Three AI paper recommendations from a theoretical physicist (former collaborator) who now runs an AI lab in SV. Less than 5 years after leaving physics research, he and his team have shipped AI products that are used by millions of people. (Figure above is from the third paper below.)
This paper elucidates the relationship between symmetry principles (familiar from physics) and specific mathematical structures like convolutions used in DL.
Covariance in Physics and CNN
Cheng, et al. (Amsterdam)
In this proceeding we give an overview of the idea of covariance (or equivariance) featured in the recent development of convolutional neural networks (CNNs). We study the similarities and differences between the use of covariance in theoretical physics and in the CNN context. Additionally, we demonstrate that the simple assumption of covariance, together with the required properties of locality, linearity and weight sharing, is sufficient to uniquely determine the form of the convolution.

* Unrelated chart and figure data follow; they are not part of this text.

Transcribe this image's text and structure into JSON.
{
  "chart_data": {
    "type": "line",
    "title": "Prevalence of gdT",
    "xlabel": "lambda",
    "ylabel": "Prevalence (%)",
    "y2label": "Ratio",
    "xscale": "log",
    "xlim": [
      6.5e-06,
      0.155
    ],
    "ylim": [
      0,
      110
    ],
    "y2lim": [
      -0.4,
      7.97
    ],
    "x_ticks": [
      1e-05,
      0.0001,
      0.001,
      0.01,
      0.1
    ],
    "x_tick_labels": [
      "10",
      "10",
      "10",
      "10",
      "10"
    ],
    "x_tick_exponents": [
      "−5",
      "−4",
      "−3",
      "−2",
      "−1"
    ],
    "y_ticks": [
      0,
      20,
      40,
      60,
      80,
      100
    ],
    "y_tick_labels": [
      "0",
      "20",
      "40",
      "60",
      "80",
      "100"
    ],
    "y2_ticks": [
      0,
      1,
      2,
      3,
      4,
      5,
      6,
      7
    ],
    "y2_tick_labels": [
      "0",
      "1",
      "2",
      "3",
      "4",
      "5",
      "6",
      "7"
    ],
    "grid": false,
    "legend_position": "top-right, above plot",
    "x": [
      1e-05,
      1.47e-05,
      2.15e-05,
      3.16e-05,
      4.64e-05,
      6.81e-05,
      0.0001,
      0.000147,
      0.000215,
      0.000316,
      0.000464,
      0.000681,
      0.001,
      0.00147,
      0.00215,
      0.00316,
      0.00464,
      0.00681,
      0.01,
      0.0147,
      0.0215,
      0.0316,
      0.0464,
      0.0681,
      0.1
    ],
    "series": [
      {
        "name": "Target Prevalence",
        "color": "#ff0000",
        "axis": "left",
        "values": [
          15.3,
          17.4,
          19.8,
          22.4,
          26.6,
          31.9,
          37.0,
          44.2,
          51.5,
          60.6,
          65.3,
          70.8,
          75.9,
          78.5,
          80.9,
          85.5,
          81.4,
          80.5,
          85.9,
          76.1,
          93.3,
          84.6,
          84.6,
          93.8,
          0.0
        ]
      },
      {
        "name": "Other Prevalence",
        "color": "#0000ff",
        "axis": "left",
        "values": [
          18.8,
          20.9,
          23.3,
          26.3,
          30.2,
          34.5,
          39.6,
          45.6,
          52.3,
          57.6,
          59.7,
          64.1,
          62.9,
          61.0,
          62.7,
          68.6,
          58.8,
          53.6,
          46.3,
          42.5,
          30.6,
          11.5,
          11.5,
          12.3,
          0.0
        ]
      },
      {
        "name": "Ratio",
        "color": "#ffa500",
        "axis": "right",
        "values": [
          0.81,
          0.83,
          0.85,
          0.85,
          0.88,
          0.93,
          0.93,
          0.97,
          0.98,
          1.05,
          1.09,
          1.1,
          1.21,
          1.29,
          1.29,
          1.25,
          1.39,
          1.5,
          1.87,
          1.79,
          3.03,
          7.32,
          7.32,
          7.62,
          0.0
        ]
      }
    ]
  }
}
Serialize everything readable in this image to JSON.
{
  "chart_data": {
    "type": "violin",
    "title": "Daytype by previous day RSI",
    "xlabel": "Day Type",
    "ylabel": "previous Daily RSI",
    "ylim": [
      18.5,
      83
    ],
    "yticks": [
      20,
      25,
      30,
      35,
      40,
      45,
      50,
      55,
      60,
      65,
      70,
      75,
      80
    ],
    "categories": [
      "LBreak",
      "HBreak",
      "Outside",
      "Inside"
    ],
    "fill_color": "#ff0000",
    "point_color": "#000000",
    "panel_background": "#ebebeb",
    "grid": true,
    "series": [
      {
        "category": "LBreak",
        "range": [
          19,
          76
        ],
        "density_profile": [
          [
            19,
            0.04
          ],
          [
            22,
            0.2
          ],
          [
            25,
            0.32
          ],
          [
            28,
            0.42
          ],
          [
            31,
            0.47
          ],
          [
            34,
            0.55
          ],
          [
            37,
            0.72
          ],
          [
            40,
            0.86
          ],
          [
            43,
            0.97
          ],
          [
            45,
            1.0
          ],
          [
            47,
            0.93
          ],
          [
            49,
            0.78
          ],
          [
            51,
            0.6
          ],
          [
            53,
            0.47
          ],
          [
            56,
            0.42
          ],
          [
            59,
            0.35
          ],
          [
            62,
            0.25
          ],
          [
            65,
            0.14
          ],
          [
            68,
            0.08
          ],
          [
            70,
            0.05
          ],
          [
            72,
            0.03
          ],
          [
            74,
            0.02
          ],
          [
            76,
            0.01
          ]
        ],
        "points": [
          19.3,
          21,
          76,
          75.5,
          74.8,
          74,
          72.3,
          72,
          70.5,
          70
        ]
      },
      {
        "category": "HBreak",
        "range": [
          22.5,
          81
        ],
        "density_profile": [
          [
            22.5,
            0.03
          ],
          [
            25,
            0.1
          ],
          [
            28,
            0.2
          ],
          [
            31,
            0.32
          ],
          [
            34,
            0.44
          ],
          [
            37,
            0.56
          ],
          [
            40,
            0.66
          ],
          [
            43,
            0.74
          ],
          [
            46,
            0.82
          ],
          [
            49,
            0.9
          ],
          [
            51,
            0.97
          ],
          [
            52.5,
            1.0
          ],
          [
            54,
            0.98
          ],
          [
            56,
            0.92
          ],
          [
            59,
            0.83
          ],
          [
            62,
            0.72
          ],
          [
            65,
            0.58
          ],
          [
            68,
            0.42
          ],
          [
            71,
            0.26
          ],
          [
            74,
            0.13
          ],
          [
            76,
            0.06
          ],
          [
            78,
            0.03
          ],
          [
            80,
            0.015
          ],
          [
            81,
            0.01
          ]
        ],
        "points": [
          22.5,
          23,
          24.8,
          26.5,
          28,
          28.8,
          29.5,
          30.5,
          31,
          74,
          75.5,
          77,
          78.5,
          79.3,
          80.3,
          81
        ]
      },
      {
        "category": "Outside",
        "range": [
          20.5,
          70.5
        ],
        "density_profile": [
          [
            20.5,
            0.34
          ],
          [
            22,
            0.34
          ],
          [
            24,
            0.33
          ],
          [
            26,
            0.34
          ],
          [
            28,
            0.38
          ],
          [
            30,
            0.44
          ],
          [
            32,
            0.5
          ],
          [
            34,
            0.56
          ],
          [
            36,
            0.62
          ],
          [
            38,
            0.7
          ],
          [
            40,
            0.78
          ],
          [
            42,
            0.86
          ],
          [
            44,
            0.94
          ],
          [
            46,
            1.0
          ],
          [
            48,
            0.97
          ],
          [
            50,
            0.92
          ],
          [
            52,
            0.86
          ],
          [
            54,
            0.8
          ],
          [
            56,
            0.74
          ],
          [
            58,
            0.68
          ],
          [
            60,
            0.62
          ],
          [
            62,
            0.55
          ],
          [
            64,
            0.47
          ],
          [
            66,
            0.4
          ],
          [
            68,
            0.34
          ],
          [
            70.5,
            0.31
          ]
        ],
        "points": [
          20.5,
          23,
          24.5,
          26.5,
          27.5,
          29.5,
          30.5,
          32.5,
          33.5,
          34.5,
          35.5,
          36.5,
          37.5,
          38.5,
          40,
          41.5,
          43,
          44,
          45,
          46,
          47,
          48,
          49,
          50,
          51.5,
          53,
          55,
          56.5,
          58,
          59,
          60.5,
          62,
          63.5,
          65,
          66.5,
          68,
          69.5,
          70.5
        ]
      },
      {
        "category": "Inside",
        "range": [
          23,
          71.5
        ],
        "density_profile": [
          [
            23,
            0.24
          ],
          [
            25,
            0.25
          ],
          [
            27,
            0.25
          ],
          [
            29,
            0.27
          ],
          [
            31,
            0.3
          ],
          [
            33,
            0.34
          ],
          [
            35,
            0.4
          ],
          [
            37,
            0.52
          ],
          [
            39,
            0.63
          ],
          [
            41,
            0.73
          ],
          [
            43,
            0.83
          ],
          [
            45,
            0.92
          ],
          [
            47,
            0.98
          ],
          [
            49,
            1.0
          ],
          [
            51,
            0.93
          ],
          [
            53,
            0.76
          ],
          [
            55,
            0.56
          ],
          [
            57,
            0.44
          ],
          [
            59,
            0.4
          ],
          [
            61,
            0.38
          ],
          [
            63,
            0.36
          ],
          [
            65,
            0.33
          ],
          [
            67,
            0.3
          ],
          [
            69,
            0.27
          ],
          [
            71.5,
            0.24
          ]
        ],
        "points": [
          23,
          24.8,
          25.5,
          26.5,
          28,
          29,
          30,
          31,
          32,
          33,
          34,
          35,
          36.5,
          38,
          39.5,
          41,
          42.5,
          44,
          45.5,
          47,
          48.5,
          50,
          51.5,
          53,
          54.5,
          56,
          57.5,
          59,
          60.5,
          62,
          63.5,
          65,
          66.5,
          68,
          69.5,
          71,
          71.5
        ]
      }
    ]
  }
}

The following two papers explore connections between AI/ML and statistical physics, including renormalization group (RG) flow.
See related remarks: ICML notes (2018).
Theoretical Connections between Statistical Physics and RL
Rahme and Adams (Princeton)
Sequential decision making in the presence of uncertainty and stochastic dynamics gives rise to distributions over state/action trajectories in reinforcement learning (RL) and optimal control problems. This observation has led to a variety of connections between RL and inference in probabilistic graphical models (PGMs). Here we explore a different dimension to this relationship, examining reinforcement learning using the tools and abstractions of statistical physics. The central object in the statistical physics abstraction is the idea of a partition function Z, and here we construct a partition function from the ensemble of possible trajectories that an agent might take in a Markov decision process. Although value functions and Q-functions can be derived from this partition function and interpreted via average energies, the Z-function provides an object with its own Bellman equation that can form the basis of alternative dynamic programming approaches. Moreover, when the MDP dynamics are deterministic, the Bellman equation for Z is linear, allowing direct solutions that are unavailable for the nonlinear equations associated with traditional value functions. The policies learned via these Z-based Bellman updates are tightly linked to Boltzmann-like policy parameterizations. In addition to sampling actions proportionally to the exponential of the expected cumulative reward as Boltzmann policies would, these policies take entropy into account favoring states from which many outcomes are possible.
RG-Flow: A hierarchical and explainable flow model based on renormalization group and sparse prior
Hu et al. (UCSD and Berkeley AI Lab)
Flow-based generative models have become an important class of unsupervised learning approaches. In this work, we incorporate the key idea of renormalization group (RG) and sparse prior distribution to design a hierarchical flow-based generative model, called RG-Flow, which can separate information at different scales of images with disentangled representations at each scale. We demonstrate our method mainly on the CelebA dataset and show that the disentangled representations at different scales enable semantic manipulation and style mixing of the images. To visualize the latent representations, we introduce receptive fields for flow-based models and find that the receptive fields learned by RG-Flow are similar to those in convolutional neural networks. In addition, we replace the widely adopted Gaussian prior distribution by a sparse prior distribution to further enhance the disentanglement of representations. From a theoretical perspective, the proposed method has O(logL) complexity for image inpainting compared to previous generative models with O(L^2) complexity.
It may turn out that the problems on which DL works well are precisely those in which the training data (and underlying generative processes) have a hierarchical structure which is sparse, level by level. Layered networks perform a kind of coarse graining (renormalization group flow): first layers filter by feature, subsequent layers by combinations of features, etc. But the whole thing can be understood as products of sparse filters, and the performance under training is described by sparse performance guarantees (ReLU = thresholded penalization?). Given the inherent locality of physics (atoms, molecules, cells, tissue; atoms, words, sentences, ...) it is not surprising that natural phenomena generate data with this kind of hierarchical structure.